PP21B-2228
Using benthic foraminiferal B/Ca to constrain the effect of dissolution on key Pliocene Mg/Ca temperature records

Tuesday, 15 December 2015
Poster Hall (Moscone South)
Sarah M White, University of California Santa Cruz, Earth and Planetary Sciences, Santa Cruz, CA, United States and Ana Christina Ravelo, University of California-Santa Cruz, Santa Cruz, CA, United States
Abstract:
The state of the Pliocene tropical Pacific is currently the subject of heated debate. The debate hinges on the veracity of planktic foraminiferal Mg/Ca temperatures from the west Pacific warm pool (WPWP) and the eastern equatorial Pacific (EEP) that show Pliocene WPWP temperatures similar to today but a warmer Pliocene EEP, resulting in a much reduced east-west gradient [Wara et al., 2005]. These findings form the basis of the “permanent El Niño-like state” paradigm of Pliocene climate. However, recent studies using organic biomarker proxies produce temperature records that indicate a WPWP cooling trend since the Pliocene that differs markedly from Mg/Ca-temperature records [O’Brien et al., 2014; Zhang et al., 2014]. Though much of the debate has focused on changes in seawater Mg/Ca, spatial variations in proxy agreement point to dissolution as a key factor. Dissolution, which imparts a cool bias to Mg/Ca temperatures, varies across ocean basins depending on Δ[CO32-], the difference from the carbonate ion concentration needed for calcite saturation. By necessity, dissolution corrections use the modern value of Δ[CO32-] for the entire record, so it is possible that Pliocene proxy discrepancies could stem from varying Δ[CO32-] over time.

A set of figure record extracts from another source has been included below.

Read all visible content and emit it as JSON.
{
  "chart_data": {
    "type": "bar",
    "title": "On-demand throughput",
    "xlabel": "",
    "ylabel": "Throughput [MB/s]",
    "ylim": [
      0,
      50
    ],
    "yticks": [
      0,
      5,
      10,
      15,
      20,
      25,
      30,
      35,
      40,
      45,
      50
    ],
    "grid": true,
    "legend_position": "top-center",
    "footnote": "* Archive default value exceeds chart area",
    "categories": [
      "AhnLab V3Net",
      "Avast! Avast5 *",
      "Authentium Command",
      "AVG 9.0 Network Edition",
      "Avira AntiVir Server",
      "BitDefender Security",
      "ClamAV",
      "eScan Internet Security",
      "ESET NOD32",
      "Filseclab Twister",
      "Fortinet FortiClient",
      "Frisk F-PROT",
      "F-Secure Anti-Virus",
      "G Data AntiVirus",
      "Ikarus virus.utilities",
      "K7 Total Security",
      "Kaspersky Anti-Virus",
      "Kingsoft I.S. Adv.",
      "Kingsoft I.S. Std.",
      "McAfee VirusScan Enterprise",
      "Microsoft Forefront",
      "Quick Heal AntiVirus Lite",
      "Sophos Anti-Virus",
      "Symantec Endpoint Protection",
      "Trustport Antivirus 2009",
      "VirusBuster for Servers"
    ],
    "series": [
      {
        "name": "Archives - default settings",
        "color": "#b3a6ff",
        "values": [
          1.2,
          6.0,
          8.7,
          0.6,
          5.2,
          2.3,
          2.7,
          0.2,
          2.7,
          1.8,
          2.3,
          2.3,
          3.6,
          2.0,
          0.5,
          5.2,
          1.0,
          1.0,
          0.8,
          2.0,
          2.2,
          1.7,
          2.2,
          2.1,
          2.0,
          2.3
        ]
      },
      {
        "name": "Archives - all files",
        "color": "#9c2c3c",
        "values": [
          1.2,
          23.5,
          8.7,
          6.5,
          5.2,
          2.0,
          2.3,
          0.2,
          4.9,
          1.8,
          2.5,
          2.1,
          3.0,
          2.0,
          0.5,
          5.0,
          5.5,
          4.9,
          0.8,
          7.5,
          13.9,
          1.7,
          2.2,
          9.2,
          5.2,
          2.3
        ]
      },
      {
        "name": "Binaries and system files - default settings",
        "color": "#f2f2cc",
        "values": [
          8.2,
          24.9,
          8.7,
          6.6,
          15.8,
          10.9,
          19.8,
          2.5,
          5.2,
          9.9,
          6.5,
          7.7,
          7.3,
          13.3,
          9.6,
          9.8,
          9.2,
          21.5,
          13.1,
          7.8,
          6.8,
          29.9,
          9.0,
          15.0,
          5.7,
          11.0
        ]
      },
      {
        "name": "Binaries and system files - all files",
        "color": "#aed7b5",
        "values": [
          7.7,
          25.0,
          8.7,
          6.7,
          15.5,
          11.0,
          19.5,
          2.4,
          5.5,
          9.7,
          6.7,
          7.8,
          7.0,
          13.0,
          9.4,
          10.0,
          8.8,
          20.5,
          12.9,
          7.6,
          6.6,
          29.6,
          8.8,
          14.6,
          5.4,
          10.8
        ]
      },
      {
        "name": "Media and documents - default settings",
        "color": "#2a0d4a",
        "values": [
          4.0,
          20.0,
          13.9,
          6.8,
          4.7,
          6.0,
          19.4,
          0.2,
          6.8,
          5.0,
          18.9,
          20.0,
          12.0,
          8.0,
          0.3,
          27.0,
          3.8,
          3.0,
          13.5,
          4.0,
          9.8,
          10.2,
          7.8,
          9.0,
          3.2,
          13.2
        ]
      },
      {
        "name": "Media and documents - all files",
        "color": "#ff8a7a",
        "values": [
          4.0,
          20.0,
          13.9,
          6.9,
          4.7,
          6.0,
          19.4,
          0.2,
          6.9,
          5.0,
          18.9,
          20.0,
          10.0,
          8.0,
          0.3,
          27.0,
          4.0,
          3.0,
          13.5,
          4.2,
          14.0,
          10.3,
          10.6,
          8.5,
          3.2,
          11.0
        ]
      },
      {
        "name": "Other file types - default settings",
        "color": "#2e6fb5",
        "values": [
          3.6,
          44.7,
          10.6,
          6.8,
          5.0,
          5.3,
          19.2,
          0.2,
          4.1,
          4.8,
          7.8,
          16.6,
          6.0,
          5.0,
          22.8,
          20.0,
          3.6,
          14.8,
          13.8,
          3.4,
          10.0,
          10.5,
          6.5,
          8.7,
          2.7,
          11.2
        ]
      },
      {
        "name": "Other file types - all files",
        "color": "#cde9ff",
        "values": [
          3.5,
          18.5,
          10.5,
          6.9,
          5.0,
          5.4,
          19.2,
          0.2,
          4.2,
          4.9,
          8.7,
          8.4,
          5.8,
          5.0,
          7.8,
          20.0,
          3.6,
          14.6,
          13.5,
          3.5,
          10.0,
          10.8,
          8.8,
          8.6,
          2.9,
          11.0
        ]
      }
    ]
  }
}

Here we present benthic foraminiferal B/Ca data (a proxy for Δ[CO32-]) from the EEP and WEP spanning the past 5 Myr, to constrain the effect of dissolution on Pliocene Mg/Ca records. To account for possible changes in seawater B/Ca, we present paired epifaunal-infaunal B/Ca data. Infaunal species are much less sensitive to Δ[CO32-] than epifaunal species, but would still record long-term changes in seawater B/Ca. The true Δ[CO32-] can thus be calculated from the epifaunal-infaunal B/Ca difference [Brown et al., 2011]. Our study is the first to apply this approach downcore; by accounting for long-term changes in seawater, it greatly expands use of the B/Ca proxy and enables a first attempt at correcting for time-varying dissolution in a Mg/Ca record.